Working remotely (particularly if we're spending hours daily working, with little to no interaction with the outside world) can make us feel disconnected from colleagues (and, often, from the company itself). Coupled with a lack of office routine and the struggle to separate work and home life, this can negatively impact our mental health, making us feel lonely, demotivated, unfocused and unproductive.  


Fourthly, our employers are struggling with bloated leave provisions, which isn't great for the bottom line. Greater flexibility and being home more means that we're using any free time that we have during the week (like extended lunch hours) to get personal tasks done. So, we're no longer taking regular 'personal days' to run errands, which also means that we're taking less annual leave. This is great for employees, but a real headache for employers.


Finally, the high cost of data (and relatively low speed) of South Africa's connectivity offering is taking its toll.
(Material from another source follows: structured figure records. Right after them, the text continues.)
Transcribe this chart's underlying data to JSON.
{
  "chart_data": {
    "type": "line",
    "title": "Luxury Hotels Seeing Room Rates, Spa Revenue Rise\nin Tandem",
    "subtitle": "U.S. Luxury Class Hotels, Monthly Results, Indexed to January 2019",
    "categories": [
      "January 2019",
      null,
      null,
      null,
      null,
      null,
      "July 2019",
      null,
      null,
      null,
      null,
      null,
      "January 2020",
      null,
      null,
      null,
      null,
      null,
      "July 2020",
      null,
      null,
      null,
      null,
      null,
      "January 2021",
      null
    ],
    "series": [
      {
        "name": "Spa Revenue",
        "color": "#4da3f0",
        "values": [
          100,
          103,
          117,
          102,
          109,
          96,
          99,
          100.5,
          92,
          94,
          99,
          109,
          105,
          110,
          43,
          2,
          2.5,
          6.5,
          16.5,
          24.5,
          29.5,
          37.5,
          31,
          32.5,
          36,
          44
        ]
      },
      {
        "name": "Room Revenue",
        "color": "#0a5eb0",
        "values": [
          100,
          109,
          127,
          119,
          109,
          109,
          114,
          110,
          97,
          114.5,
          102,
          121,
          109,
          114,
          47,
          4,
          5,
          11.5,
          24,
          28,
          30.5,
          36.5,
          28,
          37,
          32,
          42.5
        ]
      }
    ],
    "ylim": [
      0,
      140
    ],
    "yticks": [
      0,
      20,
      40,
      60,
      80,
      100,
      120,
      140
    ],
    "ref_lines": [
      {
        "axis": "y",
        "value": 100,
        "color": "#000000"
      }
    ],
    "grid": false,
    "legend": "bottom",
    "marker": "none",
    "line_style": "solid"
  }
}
Data costs more in South Africa than in many other countries, a fact which severely limits access for the average South African. If you're unable to get online cost-effectively, you simply can't do your job remotely – which is the reality for many.
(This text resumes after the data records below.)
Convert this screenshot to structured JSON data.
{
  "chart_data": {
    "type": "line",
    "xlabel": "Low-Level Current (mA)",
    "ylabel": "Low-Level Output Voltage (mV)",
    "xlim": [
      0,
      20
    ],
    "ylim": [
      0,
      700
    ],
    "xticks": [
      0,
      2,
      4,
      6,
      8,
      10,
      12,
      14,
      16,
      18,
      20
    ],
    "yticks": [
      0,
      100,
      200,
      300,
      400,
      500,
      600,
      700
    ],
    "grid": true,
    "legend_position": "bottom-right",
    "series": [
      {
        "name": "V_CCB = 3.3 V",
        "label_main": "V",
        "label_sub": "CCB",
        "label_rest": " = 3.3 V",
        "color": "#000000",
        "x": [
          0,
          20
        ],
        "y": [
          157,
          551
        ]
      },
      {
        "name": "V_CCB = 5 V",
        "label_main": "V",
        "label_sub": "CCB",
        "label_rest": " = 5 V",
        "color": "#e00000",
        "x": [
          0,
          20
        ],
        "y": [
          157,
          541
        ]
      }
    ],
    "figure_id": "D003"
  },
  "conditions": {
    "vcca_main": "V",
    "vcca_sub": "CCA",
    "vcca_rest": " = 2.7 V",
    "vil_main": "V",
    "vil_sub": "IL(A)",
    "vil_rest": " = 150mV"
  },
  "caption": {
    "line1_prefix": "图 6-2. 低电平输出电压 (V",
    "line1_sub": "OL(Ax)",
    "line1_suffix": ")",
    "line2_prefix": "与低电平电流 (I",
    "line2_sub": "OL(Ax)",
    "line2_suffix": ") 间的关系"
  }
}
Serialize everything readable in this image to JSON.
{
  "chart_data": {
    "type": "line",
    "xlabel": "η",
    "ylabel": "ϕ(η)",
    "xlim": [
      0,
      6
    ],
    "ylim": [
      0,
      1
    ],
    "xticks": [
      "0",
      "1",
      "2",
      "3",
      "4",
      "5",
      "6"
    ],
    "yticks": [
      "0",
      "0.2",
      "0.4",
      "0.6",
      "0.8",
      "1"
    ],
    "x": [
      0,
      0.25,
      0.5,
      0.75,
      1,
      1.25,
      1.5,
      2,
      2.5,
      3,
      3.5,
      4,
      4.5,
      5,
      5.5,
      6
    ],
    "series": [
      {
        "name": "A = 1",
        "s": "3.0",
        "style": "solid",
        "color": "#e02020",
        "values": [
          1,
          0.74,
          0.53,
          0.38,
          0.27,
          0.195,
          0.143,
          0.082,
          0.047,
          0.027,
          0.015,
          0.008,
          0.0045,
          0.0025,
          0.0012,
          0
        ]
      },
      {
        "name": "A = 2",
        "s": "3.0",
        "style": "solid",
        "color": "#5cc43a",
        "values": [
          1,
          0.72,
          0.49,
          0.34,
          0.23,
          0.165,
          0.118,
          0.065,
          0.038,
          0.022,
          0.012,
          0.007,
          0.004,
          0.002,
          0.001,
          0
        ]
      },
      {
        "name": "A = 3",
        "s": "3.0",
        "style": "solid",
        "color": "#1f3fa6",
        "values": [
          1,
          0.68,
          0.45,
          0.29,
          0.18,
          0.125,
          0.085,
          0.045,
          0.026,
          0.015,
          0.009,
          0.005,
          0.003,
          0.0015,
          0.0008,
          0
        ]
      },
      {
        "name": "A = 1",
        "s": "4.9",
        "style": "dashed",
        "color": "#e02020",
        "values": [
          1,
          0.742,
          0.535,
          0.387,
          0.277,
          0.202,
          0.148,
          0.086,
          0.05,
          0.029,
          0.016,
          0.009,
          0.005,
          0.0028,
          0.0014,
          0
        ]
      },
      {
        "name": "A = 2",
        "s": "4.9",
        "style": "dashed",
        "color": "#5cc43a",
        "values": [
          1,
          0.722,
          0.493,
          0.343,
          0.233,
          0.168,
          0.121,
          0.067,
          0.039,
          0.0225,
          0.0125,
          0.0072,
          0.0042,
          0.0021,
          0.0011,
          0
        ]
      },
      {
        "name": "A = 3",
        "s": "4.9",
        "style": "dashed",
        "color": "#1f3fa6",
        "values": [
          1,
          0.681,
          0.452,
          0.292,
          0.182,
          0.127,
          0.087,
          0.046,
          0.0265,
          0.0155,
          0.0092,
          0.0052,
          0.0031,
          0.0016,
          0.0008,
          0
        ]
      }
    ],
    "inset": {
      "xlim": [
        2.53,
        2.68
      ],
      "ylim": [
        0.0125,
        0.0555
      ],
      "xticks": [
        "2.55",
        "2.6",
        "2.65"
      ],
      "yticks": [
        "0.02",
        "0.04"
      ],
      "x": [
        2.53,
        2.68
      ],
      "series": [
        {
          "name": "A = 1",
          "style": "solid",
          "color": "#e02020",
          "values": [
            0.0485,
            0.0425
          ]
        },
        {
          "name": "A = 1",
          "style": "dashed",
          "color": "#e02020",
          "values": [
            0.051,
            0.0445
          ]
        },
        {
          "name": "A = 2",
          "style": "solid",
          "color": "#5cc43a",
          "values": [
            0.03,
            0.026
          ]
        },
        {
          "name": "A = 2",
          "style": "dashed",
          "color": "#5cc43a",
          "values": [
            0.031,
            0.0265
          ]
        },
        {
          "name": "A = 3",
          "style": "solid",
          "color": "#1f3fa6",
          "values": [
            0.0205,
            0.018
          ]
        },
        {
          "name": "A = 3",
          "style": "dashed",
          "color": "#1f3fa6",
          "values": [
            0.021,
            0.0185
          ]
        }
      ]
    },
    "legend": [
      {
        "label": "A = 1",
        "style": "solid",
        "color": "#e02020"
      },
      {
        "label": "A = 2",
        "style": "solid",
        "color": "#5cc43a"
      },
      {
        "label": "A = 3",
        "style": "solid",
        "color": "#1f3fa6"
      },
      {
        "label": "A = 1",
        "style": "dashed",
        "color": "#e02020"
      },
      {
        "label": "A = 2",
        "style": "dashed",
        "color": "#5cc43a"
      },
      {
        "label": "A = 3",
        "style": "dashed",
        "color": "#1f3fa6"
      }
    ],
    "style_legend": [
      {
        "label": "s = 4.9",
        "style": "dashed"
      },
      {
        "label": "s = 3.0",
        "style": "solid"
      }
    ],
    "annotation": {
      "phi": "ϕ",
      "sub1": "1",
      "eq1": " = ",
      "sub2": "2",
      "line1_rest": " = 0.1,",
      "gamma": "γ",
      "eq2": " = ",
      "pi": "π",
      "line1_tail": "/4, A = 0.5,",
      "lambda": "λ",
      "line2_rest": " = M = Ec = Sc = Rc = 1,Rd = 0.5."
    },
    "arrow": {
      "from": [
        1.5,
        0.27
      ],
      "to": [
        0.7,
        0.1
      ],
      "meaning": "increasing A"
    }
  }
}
If working from home isn't working for all, what is the solution?

Google (along with many other employers) believes that the future of work lies in a hybrid working model. As CEO, Sundar Pichai said 'We do think we need to create more flexibility and more hybrid models'. 

A hybrid model means that employees have the opportunity to work in different spaces, with the majority of time (up to 3 days per week) spent in the office, alongside working from home or from coworking or public spaces.

WeWork (a company that provides flexible shared workspaces), recently conducted a survey of flexible working thinking, which concluded that, post-pandemic, while most employees expect to continue working from home for at least a few days a week, they desperately want to work in a collaborative office environment again. Employee's desire for greater control over their working destiny translates into a desire for flexibility – which is actually beneficial for the bottom line, through greater productivity, engagement, loyalty and well-being.


Given that Google and other American companies have taken this leap of faith, it remains to be seen whether their South African counterparts will follow suit.